If you call a $9.83 loss and $18.1 Billion in write downs better that expected, then sure!
So far Citi's write downs total $24.1 billion or 20% of its book value. But that is not newsworthy, it was expected, actually some analyst called the write downs better than expected as they were expecting figures in the neighborhood of $25 billion for this quarter alone.
The bank also will raise another round of capital of $14.5 billion that will bring total capital raised to $22 billion. This will represent 15% ownership dilution to the bank shareholders. However, you can argue that the dilution is already priced in the stock as it declined by 46% in one year, while the banking index declined 25% for the same period.
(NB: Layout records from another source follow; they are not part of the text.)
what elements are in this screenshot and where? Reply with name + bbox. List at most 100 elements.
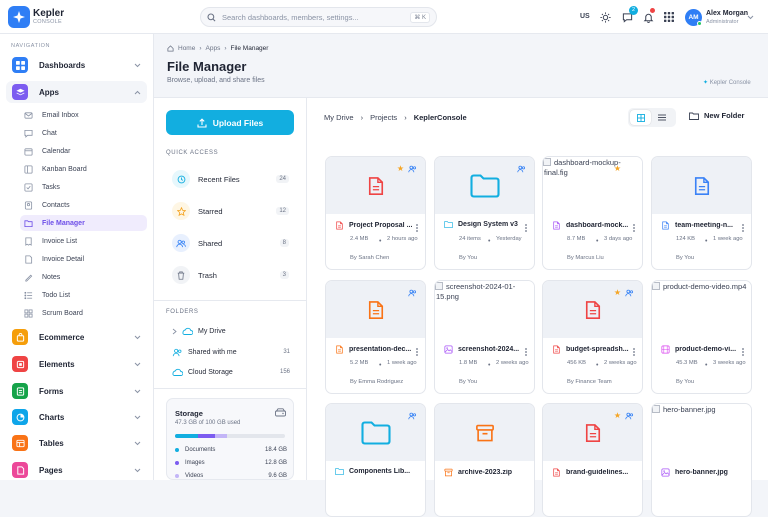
quick-access-shared[interactable]: Shared 8: [168, 232, 293, 254]
quick-access-count: 24: [276, 175, 289, 183]
upload-files-button[interactable]: Upload Files: [166, 110, 294, 135]
sidebar-item-elements[interactable]: Elements: [6, 353, 147, 375]
folder-my-drive[interactable]: My Drive: [172, 324, 290, 338]
sidebar-item-forms[interactable]: Forms: [6, 380, 147, 402]
file-card[interactable]: Design System v3 24 items • Yesterday By…: [434, 156, 535, 270]
sidebar-subitem-tasks[interactable]: Tasks: [20, 179, 147, 195]
more-options-icon[interactable]: [742, 224, 744, 232]
sidebar-item-ecommerce[interactable]: Ecommerce: [6, 326, 147, 348]
sidebar-item-pages[interactable]: Pages: [6, 459, 147, 480]
file-card[interactable]: dashboard-mockup-final.fig ★ dashboard-mo…: [542, 156, 643, 270]
shared-users-icon[interactable]: [408, 165, 417, 173]
shared-users-icon[interactable]: [408, 289, 417, 297]
star-icon[interactable]: ★: [396, 164, 404, 173]
folder-shared-with-me[interactable]: Shared with me 31: [172, 345, 290, 359]
breadcrumb-home[interactable]: Home: [178, 45, 196, 52]
new-folder-button[interactable]: New Folder: [689, 111, 744, 120]
broken-image-icon: [652, 282, 660, 290]
user-menu-chevron-icon[interactable]: [747, 15, 754, 20]
file-name[interactable]: Project Proposal ...: [349, 222, 413, 229]
invoice-list-icon: [20, 236, 33, 246]
file-name[interactable]: team-meeting-n...: [675, 222, 733, 229]
file-name[interactable]: Components Lib...: [349, 468, 411, 476]
search-input[interactable]: Search dashboards, members, settings...: [222, 12, 359, 22]
chat-icon[interactable]: 2: [619, 6, 638, 25]
file-card[interactable]: team-meeting-n... 124 KB • 1 week ago By…: [651, 156, 752, 270]
star-icon[interactable]: ★: [613, 288, 621, 297]
sidebar-subitem-chat[interactable]: Chat: [20, 125, 147, 141]
more-options-icon[interactable]: [633, 224, 635, 232]
sidebar-subitem-notes[interactable]: Notes: [20, 269, 147, 285]
file-name[interactable]: Design System v3: [458, 221, 518, 229]
file-card[interactable]: archive-2023.zip: [434, 403, 535, 517]
file-name[interactable]: brand-guidelines...: [566, 469, 629, 476]
sidebar-subitem-label: Notes: [42, 273, 61, 281]
file-size: 124 KB: [676, 236, 696, 242]
file-name[interactable]: hero-banner.jpg: [675, 469, 728, 476]
apps-grid-icon[interactable]: [661, 9, 677, 25]
folder-cloud-storage[interactable]: Cloud Storage 156: [172, 365, 290, 379]
sidebar-subitem-invoice-list[interactable]: Invoice List: [20, 233, 147, 249]
chevron-down-icon: [134, 362, 141, 367]
quick-access-starred[interactable]: Starred 12: [168, 200, 293, 222]
breadcrumb-apps[interactable]: Apps: [205, 45, 221, 52]
form-icon: [12, 383, 28, 399]
bell-icon[interactable]: [640, 8, 656, 25]
language-selector[interactable]: US: [580, 13, 590, 20]
file-name[interactable]: budget-spreadsh...: [566, 346, 629, 353]
file-name[interactable]: presentation-dec...: [349, 346, 412, 353]
image-file-icon: [444, 345, 453, 354]
sidebar-subitem-calendar[interactable]: Calendar: [20, 143, 147, 159]
sidebar-item-dashboards[interactable]: Dashboards: [6, 54, 147, 76]
doc-file-icon: [661, 221, 670, 230]
file-name[interactable]: product-demo-vi...: [675, 346, 737, 353]
more-options-icon[interactable]: [742, 348, 744, 356]
sidebar-item-apps[interactable]: Apps: [6, 81, 147, 103]
shared-users-icon[interactable]: [625, 412, 634, 420]
star-icon[interactable]: ★: [613, 164, 621, 173]
file-name-row: archive-2023.zip: [444, 468, 530, 477]
file-name[interactable]: dashboard-mock...: [566, 222, 629, 229]
file-card[interactable]: ★ Project Proposal ... 2.4 MB • 2 hours …: [325, 156, 426, 270]
more-options-icon[interactable]: [525, 348, 527, 356]
file-card[interactable]: Components Lib...: [325, 403, 426, 517]
file-owner: By Sarah Chen: [350, 255, 390, 261]
file-name[interactable]: archive-2023.zip: [458, 469, 513, 476]
more-options-icon[interactable]: [416, 224, 418, 232]
file-card[interactable]: ★ budget-spreadsh... 456 KB • 2 weeks ag…: [542, 280, 643, 394]
more-options-icon[interactable]: [416, 348, 418, 356]
sidebar-subitem-todo-list[interactable]: Todo List: [20, 287, 147, 303]
list-view-button[interactable]: [651, 110, 672, 125]
shared-users-icon[interactable]: [625, 289, 634, 297]
folder-crumb-my-drive[interactable]: My Drive: [324, 113, 354, 122]
search-bar[interactable]: Search dashboards, members, settings... …: [200, 7, 437, 27]
logo-icon[interactable]: [8, 6, 30, 28]
file-size: 5.2 MB: [350, 360, 369, 366]
file-card[interactable]: presentation-dec... 5.2 MB • 1 week ago …: [325, 280, 426, 394]
theme-toggle-sun-icon[interactable]: [597, 9, 613, 25]
file-card[interactable]: ★ brand-guidelines...: [542, 403, 643, 517]
file-name[interactable]: screenshot-2024...: [458, 346, 520, 353]
more-options-icon[interactable]: [633, 348, 635, 356]
folder-crumb-projects[interactable]: Projects: [370, 113, 398, 122]
file-card[interactable]: product-demo-video.mp4 product-demo-vi..…: [651, 280, 752, 394]
sidebar-subitem-email-inbox[interactable]: Email Inbox: [20, 107, 147, 123]
quick-access-trash[interactable]: Trash 3: [168, 264, 293, 286]
sidebar-item-tables[interactable]: Tables: [6, 432, 147, 454]
star-icon[interactable]: ★: [613, 411, 621, 420]
sidebar-subitem-invoice-detail[interactable]: Invoice Detail: [20, 251, 147, 267]
shared-users-icon[interactable]: [408, 412, 417, 420]
file-card[interactable]: screenshot-2024-01-15.png screenshot-202…: [434, 280, 535, 394]
shared-users-icon[interactable]: [517, 165, 526, 173]
file-card[interactable]: hero-banner.jpg hero-banner.jpg: [651, 403, 752, 517]
sidebar-subitem-contacts[interactable]: Contacts: [20, 197, 147, 213]
quick-access-recent-files[interactable]: Recent Files 24: [168, 168, 293, 190]
nav-section-label: NAVIGATION: [11, 43, 51, 49]
sidebar-subitem-file-manager[interactable]: File Manager: [20, 215, 147, 231]
more-options-icon[interactable]: [525, 224, 527, 232]
sidebar-subitem-kanban-board[interactable]: Kanban Board: [20, 161, 147, 177]
grid-view-button[interactable]: [630, 110, 651, 125]
user-name[interactable]: Alex Morgan: [706, 10, 749, 17]
sidebar-subitem-scrum-board[interactable]: Scrum Board: [20, 305, 147, 321]
sidebar-item-charts[interactable]: Charts: [6, 406, 147, 428]
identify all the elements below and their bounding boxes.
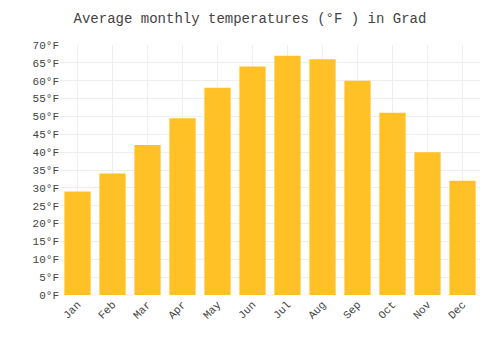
svg-text:40°F: 40°F	[33, 147, 59, 159]
svg-text:Mar: Mar	[131, 299, 153, 321]
svg-text:30°F: 30°F	[33, 183, 59, 195]
svg-text:35°F: 35°F	[33, 165, 59, 177]
svg-text:10°F: 10°F	[33, 254, 59, 266]
svg-text:Sep: Sep	[341, 299, 363, 321]
svg-text:May: May	[201, 299, 224, 322]
svg-text:50°F: 50°F	[33, 111, 59, 123]
svg-text:15°F: 15°F	[33, 236, 59, 248]
svg-text:Dec: Dec	[446, 299, 468, 321]
svg-text:20°F: 20°F	[33, 218, 59, 230]
svg-text:Jan: Jan	[61, 299, 83, 321]
svg-text:Nov: Nov	[411, 299, 434, 322]
svg-text:Jul: Jul	[271, 299, 293, 321]
svg-text:25°F: 25°F	[33, 201, 59, 213]
svg-text:Oct: Oct	[376, 299, 398, 321]
svg-text:Jun: Jun	[236, 299, 258, 321]
svg-text:60°F: 60°F	[33, 76, 59, 88]
svg-text:5°F: 5°F	[39, 272, 59, 284]
svg-text:45°F: 45°F	[33, 129, 59, 141]
svg-text:0°F: 0°F	[39, 290, 59, 302]
svg-text:Average monthly temperatures (: Average monthly temperatures (°F ) in Gr…	[74, 11, 427, 27]
svg-text:55°F: 55°F	[33, 93, 59, 105]
svg-text:Feb: Feb	[96, 299, 118, 321]
svg-text:65°F: 65°F	[33, 58, 59, 70]
svg-text:70°F: 70°F	[33, 40, 59, 52]
svg-text:Apr: Apr	[166, 299, 188, 321]
svg-text:Aug: Aug	[306, 299, 328, 321]
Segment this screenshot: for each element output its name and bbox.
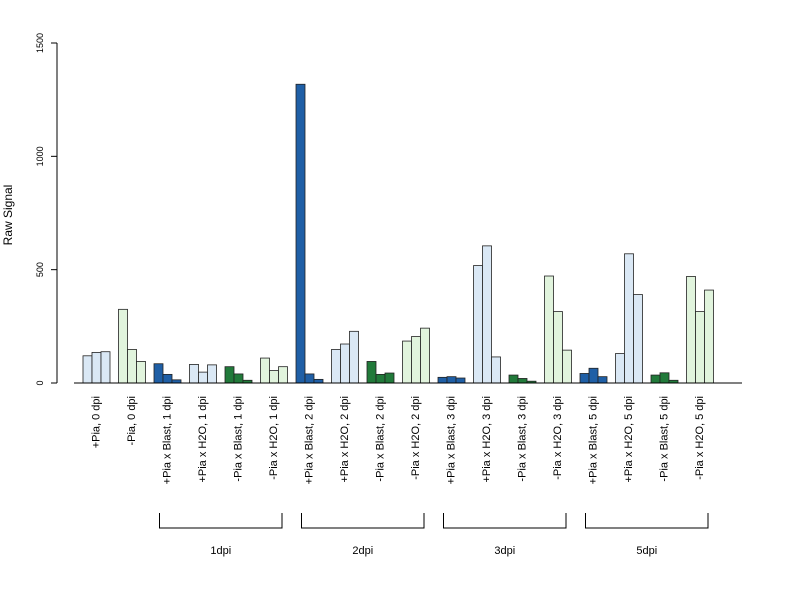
bar: [517, 378, 528, 384]
y-tick-label: 0: [35, 380, 45, 385]
y-axis: 0 500 1000 1500: [35, 33, 58, 386]
x-tick-labels: +Pia, 0 dpi -Pia, 0 dpi +Pia x Blast, 1 dp…: [90, 396, 706, 484]
x-tick-label: +Pia x H2O, 1 dpi: [197, 396, 209, 483]
group-bracket: [159, 513, 283, 529]
x-tick-label: -Pia x Blast, 3 dpi: [516, 396, 528, 482]
bar: [473, 265, 483, 384]
bar: [491, 356, 501, 384]
bar: [659, 372, 670, 384]
x-tick-label: +Pia x Blast, 1 dpi: [161, 396, 173, 484]
bar: [136, 361, 146, 384]
bar: [349, 330, 359, 384]
bar: [127, 349, 137, 384]
group-label: 3dpi: [494, 545, 515, 557]
y-axis-label: Raw Signal: [1, 185, 15, 246]
group-label: 5dpi: [636, 545, 657, 557]
y-tick-label: 1000: [35, 146, 45, 166]
x-tick-label: -Pia x Blast, 1 dpi: [232, 396, 244, 482]
bar: [704, 289, 714, 384]
bar: [411, 336, 421, 384]
bar: [340, 343, 350, 384]
bar: [579, 373, 590, 384]
group-bracket: [443, 513, 567, 529]
bar: [313, 378, 324, 384]
bar: [633, 294, 643, 384]
x-tick-label: +Pia, 0 dpi: [90, 396, 102, 448]
bar: [207, 364, 217, 384]
bar: [508, 374, 519, 384]
x-tick-label: -Pia x Blast, 2 dpi: [374, 396, 386, 482]
bar: [562, 349, 572, 384]
bar: [162, 373, 173, 384]
bar: [153, 363, 164, 384]
x-tick-label: -Pia x H2O, 1 dpi: [268, 396, 280, 480]
x-tick-label: -Pia, 0 dpi: [126, 396, 138, 446]
x-tick-label: -Pia x Blast, 5 dpi: [658, 396, 670, 482]
x-tick-label: -Pia x H2O, 3 dpi: [552, 396, 564, 480]
bar: [695, 311, 705, 384]
x-tick-label: +Pia x Blast, 3 dpi: [445, 396, 457, 484]
bar: [686, 276, 696, 384]
bar: [588, 367, 599, 384]
bar: [331, 349, 341, 384]
bar: [366, 361, 377, 384]
group-brackets: 1dpi 2dpi 3dpi 5dpi: [159, 513, 709, 557]
bar: [224, 366, 235, 384]
bar: [295, 83, 306, 384]
x-tick-label: -Pia x H2O, 5 dpi: [694, 396, 706, 480]
bar: [375, 373, 386, 384]
bar: [269, 370, 279, 384]
bar: [624, 253, 634, 384]
bar: [650, 374, 661, 384]
x-tick-label: -Pia x H2O, 2 dpi: [410, 396, 422, 480]
x-tick-label: +Pia x Blast, 2 dpi: [303, 396, 315, 484]
bar: [384, 372, 395, 384]
bar: [482, 245, 492, 384]
bar: [260, 357, 270, 384]
bar: [91, 351, 102, 384]
bar: [189, 364, 199, 384]
x-tick-label: +Pia x H2O, 2 dpi: [339, 396, 351, 483]
bar: [553, 311, 563, 384]
bar: [198, 371, 208, 384]
y-tick-label: 500: [35, 262, 45, 277]
bar: [118, 308, 128, 384]
bar: [82, 355, 93, 384]
bar: [615, 353, 625, 384]
bar: [446, 376, 457, 384]
bar: [455, 377, 466, 384]
group-label: 1dpi: [210, 545, 231, 557]
bars: [82, 83, 714, 384]
bar: [100, 351, 111, 384]
bar: [544, 275, 554, 384]
bar: [437, 376, 448, 384]
bar: [420, 327, 430, 384]
bar: [233, 373, 244, 384]
bar: [597, 376, 608, 384]
bar: [278, 366, 288, 384]
x-tick-label: +Pia x H2O, 3 dpi: [481, 396, 493, 483]
y-tick-label: 1500: [35, 33, 45, 53]
group-label: 2dpi: [352, 545, 373, 557]
group-bracket: [301, 513, 425, 529]
x-tick-label: +Pia x H2O, 5 dpi: [623, 396, 635, 483]
x-tick-label: +Pia x Blast, 5 dpi: [587, 396, 599, 484]
bar: [304, 373, 315, 384]
bar: [402, 340, 412, 384]
group-bracket: [585, 513, 709, 529]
Citi also made the right move by cutting its dividend by 41% to $.32 from $.54. That represent a boost to its capital of another $4.5 billion annually. This was a tough call but much needed. I would have rather the bank cut the dividend altogether than raise outside dilutive capital. With a dividend cut you would take a temporary decline in the stock price, but it can recover with a well implemented turnaround plan. However with equity dilution it is permanent.
However the more disappointing news is there was no announcement to their future plans regarding job cuts, assets sales and turnaround plans.
The bank has one of best international assets around but it is big, poorly managed and lacks a vision. If the new CEO can pull a vision to unite banking units and stream operations, the business will be a huge success and shareholders will be rewarded tremendously. So lets wait and see if a turnaround plan will be articulated before investing in Citi.
I hope that Citi has thrown the kitchen sink in this quarter. I am sure that a lot of investors do not want to hear any more write downs or mortgage losses in the future, as it will be very disheartening.